Public school teacher pay scales in Brazil, for example, offer modest bumps for those with master’s and doctoral degrees. The differential exists, but it often does not compensate for the years dedicated to the program, especially when you factor in the opportunity cost of not working full time during that period. The math has to be done carefully, considering each person’s specific situation.

What this means in practice for anyone making a decision

The big shift in thinking that this report triggers is simple but powerful: before entering any advanced degree program, the question that needs answering is not just whether you like the field or whether it resists AI automation.

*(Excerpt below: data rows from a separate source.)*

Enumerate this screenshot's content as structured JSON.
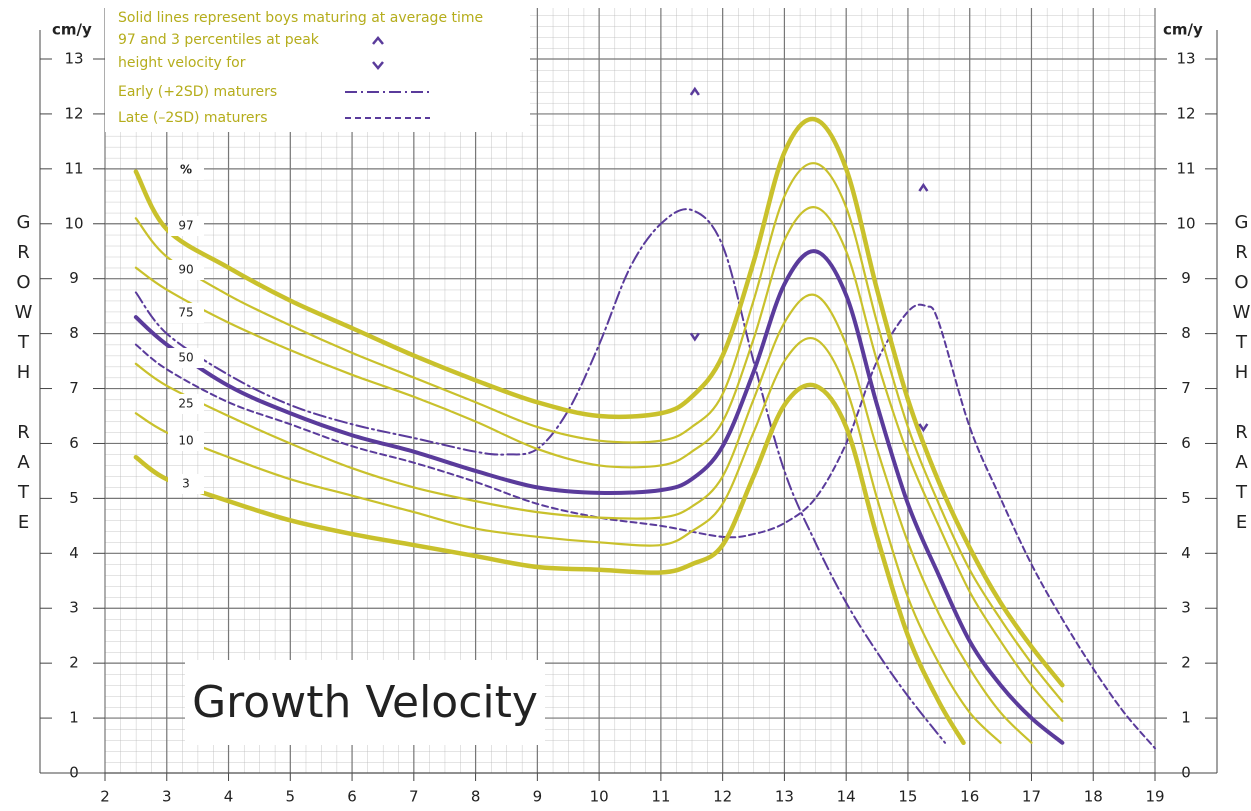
{
  "chart_data": {
    "type": "line",
    "title": "Growth Velocity",
    "y_label": "GROWTH RATE",
    "y_unit": "cm/y",
    "legend_texts": [
      "Solid lines represent boys maturing at average time",
      "97 and 3 percentiles at peak",
      "height velocity for"
    ],
    "percentile_header": "%",
    "xlim": [
      2,
      19
    ],
    "xticks": [
      2,
      3,
      4,
      5,
      6,
      7,
      8,
      9,
      10,
      11,
      12,
      13,
      14,
      15,
      16,
      17,
      18,
      19
    ],
    "ylim": [
      0,
      13
    ],
    "yticks": [
      0,
      1,
      2,
      3,
      4,
      5,
      6,
      7,
      8,
      9,
      10,
      11,
      12,
      13
    ],
    "grid": true,
    "series": [
      {
        "name": "97",
        "color": "#c9c12c",
        "width": 4.5,
        "dash": "solid",
        "x": [
          2.5,
          3,
          4,
          5,
          6,
          7,
          8,
          9,
          10,
          11,
          11.5,
          12,
          12.5,
          13,
          13.5,
          14,
          14.5,
          15,
          15.5,
          16,
          16.5,
          17,
          17.5
        ],
        "values": [
          10.95,
          9.9,
          9.2,
          8.6,
          8.1,
          7.6,
          7.15,
          6.75,
          6.5,
          6.55,
          6.85,
          7.6,
          9.3,
          11.3,
          11.9,
          11.0,
          8.8,
          6.8,
          5.3,
          4.1,
          3.1,
          2.3,
          1.6
        ]
      },
      {
        "name": "90",
        "color": "#c9c12c",
        "width": 2.2,
        "dash": "solid",
        "x": [
          2.5,
          3,
          4,
          5,
          6,
          7,
          8,
          9,
          10,
          11,
          11.5,
          12,
          12.5,
          13,
          13.5,
          14,
          14.5,
          15,
          15.5,
          16,
          16.5,
          17,
          17.5
        ],
        "values": [
          10.1,
          9.4,
          8.7,
          8.15,
          7.65,
          7.2,
          6.75,
          6.3,
          6.05,
          6.05,
          6.3,
          6.9,
          8.6,
          10.5,
          11.1,
          10.3,
          8.2,
          6.3,
          4.9,
          3.7,
          2.8,
          2.0,
          1.3
        ]
      },
      {
        "name": "75",
        "color": "#c9c12c",
        "width": 2.2,
        "dash": "solid",
        "x": [
          2.5,
          3,
          4,
          5,
          6,
          7,
          8,
          9,
          10,
          11,
          11.5,
          12,
          12.5,
          13,
          13.5,
          14,
          14.5,
          15,
          15.5,
          16,
          16.5,
          17,
          17.5
        ],
        "values": [
          9.2,
          8.8,
          8.2,
          7.7,
          7.25,
          6.85,
          6.4,
          5.9,
          5.6,
          5.6,
          5.85,
          6.4,
          7.9,
          9.7,
          10.3,
          9.5,
          7.5,
          5.8,
          4.5,
          3.3,
          2.4,
          1.6,
          0.95
        ]
      },
      {
        "name": "50",
        "color": "#5a3b9b",
        "width": 4,
        "dash": "solid",
        "x": [
          2.5,
          3,
          4,
          5,
          6,
          7,
          8,
          9,
          10,
          11,
          11.5,
          12,
          12.5,
          13,
          13.5,
          14,
          14.5,
          15,
          15.5,
          16,
          16.5,
          17,
          17.5
        ],
        "values": [
          8.3,
          7.8,
          7.05,
          6.55,
          6.15,
          5.85,
          5.5,
          5.2,
          5.1,
          5.15,
          5.35,
          5.95,
          7.3,
          8.9,
          9.5,
          8.7,
          6.7,
          4.9,
          3.6,
          2.4,
          1.6,
          1.0,
          0.55
        ]
      },
      {
        "name": "25",
        "color": "#c9c12c",
        "width": 2.2,
        "dash": "solid",
        "x": [
          2.5,
          3,
          4,
          5,
          6,
          7,
          8,
          9,
          10,
          11,
          11.5,
          12,
          12.5,
          13,
          13.5,
          14,
          14.5,
          15,
          15.5,
          16,
          16.5,
          17
        ],
        "values": [
          7.45,
          7.05,
          6.5,
          6.0,
          5.55,
          5.2,
          4.95,
          4.75,
          4.65,
          4.65,
          4.85,
          5.4,
          6.8,
          8.2,
          8.7,
          7.8,
          5.9,
          4.2,
          2.9,
          1.9,
          1.1,
          0.55
        ]
      },
      {
        "name": "10",
        "color": "#c9c12c",
        "width": 2.2,
        "dash": "solid",
        "x": [
          2.5,
          3,
          4,
          5,
          6,
          7,
          8,
          9,
          10,
          11,
          11.5,
          12,
          12.5,
          13,
          13.5,
          14,
          14.5,
          15,
          15.5,
          16,
          16.5
        ],
        "values": [
          6.55,
          6.2,
          5.75,
          5.35,
          5.05,
          4.75,
          4.45,
          4.3,
          4.2,
          4.15,
          4.4,
          4.9,
          6.2,
          7.5,
          7.9,
          7.0,
          5.0,
          3.2,
          2.0,
          1.1,
          0.55
        ]
      },
      {
        "name": "3",
        "color": "#c9c12c",
        "width": 4.5,
        "dash": "solid",
        "x": [
          2.5,
          3,
          4,
          5,
          6,
          7,
          8,
          9,
          10,
          11,
          11.5,
          12,
          12.5,
          13,
          13.5,
          14,
          14.5,
          15,
          15.5,
          15.9
        ],
        "values": [
          5.75,
          5.35,
          4.95,
          4.6,
          4.35,
          4.15,
          3.95,
          3.75,
          3.7,
          3.65,
          3.8,
          4.15,
          5.4,
          6.7,
          7.05,
          6.3,
          4.3,
          2.5,
          1.3,
          0.55
        ]
      },
      {
        "name": "Early (+2SD) maturers",
        "color": "#5a3b9b",
        "width": 2,
        "dash": "dashdot",
        "x": [
          2.5,
          3,
          4,
          5,
          6,
          7,
          8,
          8.5,
          9,
          9.5,
          10,
          10.5,
          11,
          11.5,
          12,
          12.5,
          13,
          13.5,
          14,
          14.5,
          15,
          15.6
        ],
        "values": [
          8.75,
          8.0,
          7.25,
          6.7,
          6.35,
          6.1,
          5.85,
          5.8,
          5.9,
          6.6,
          7.8,
          9.2,
          10.0,
          10.25,
          9.6,
          7.5,
          5.5,
          4.2,
          3.1,
          2.2,
          1.4,
          0.55
        ]
      },
      {
        "name": "Late (–2SD) maturers",
        "color": "#5a3b9b",
        "width": 2,
        "dash": "dashed",
        "x": [
          2.5,
          3,
          4,
          5,
          6,
          7,
          8,
          9,
          10,
          11,
          12,
          12.5,
          13,
          13.5,
          14,
          14.5,
          15,
          15.3,
          15.5,
          16,
          16.5,
          17,
          17.5,
          18,
          18.5,
          19
        ],
        "values": [
          7.8,
          7.35,
          6.75,
          6.35,
          5.95,
          5.65,
          5.3,
          4.9,
          4.65,
          4.5,
          4.3,
          4.35,
          4.55,
          5.0,
          6.0,
          7.5,
          8.4,
          8.5,
          8.2,
          6.3,
          5.0,
          3.8,
          2.8,
          1.9,
          1.1,
          0.45
        ]
      }
    ],
    "peak_markers": {
      "color": "#5a3b9b",
      "x": [
        11.55,
        11.55,
        15.25,
        15.25
      ],
      "values": [
        12.4,
        7.95,
        10.65,
        6.3
      ],
      "direction": [
        "up",
        "down",
        "up",
        "down"
      ]
    }
  }
}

The central question is whether the financial and time investment that degree requires will translate into enough return to make sense within your specific trajectory.

This involves a few practical steps:

  • Research actual salaries of professionals with that degree in the segment where you plan to work
  • Calculate the total cost of the program, including time spent out of the workforce
  • Understand the realistic growth opportunities within the career after completion
  • Assess whether the degree is a real competitive advantage or just a bureaucratic requirement that does not significantly change your salary position
  • Consider whether alternative paths, such as shorter certifications or specializations, might offer a better return on the time and money invested

The difference between pursuing a graduate degree because it opens doors that would otherwise stay closed and pursuing one because it is a formal requirement that in practice does not change your paycheck is enormous. In the first case, the investment can make a lot of sense even if the direct financial return is modest. In the second case, the calculation gets a lot more complicated. The key is to tell these two scenarios apart before signing the contract with the university, not after.

A conversation that goes beyond individual choice

The report also raises a broader discussion about how society needs to rethink the way it values and compensates essential professions like psychology and education. If these careers are recognized as fundamental to collective well-being and as resistant to replacement by artificial intelligence, but at the same time do not offer a financial return that justifies the investment in advanced training, there is a systemic problem that goes far beyond any one student’s choice.

This is a conversation that needs to happen in universities, in public policy, and in the organizations that hire these professionals. Because until this equation is solved, a lot of people will keep making career decisions with incomplete information and paying a steep price for it. 💡

The age of artificial intelligence is not just redefining which jobs exist. It is redefining the value of every educational path. And the sooner this conversation becomes part of the decision-making process for anyone entering college or thinking about going back, the better off everyone will be.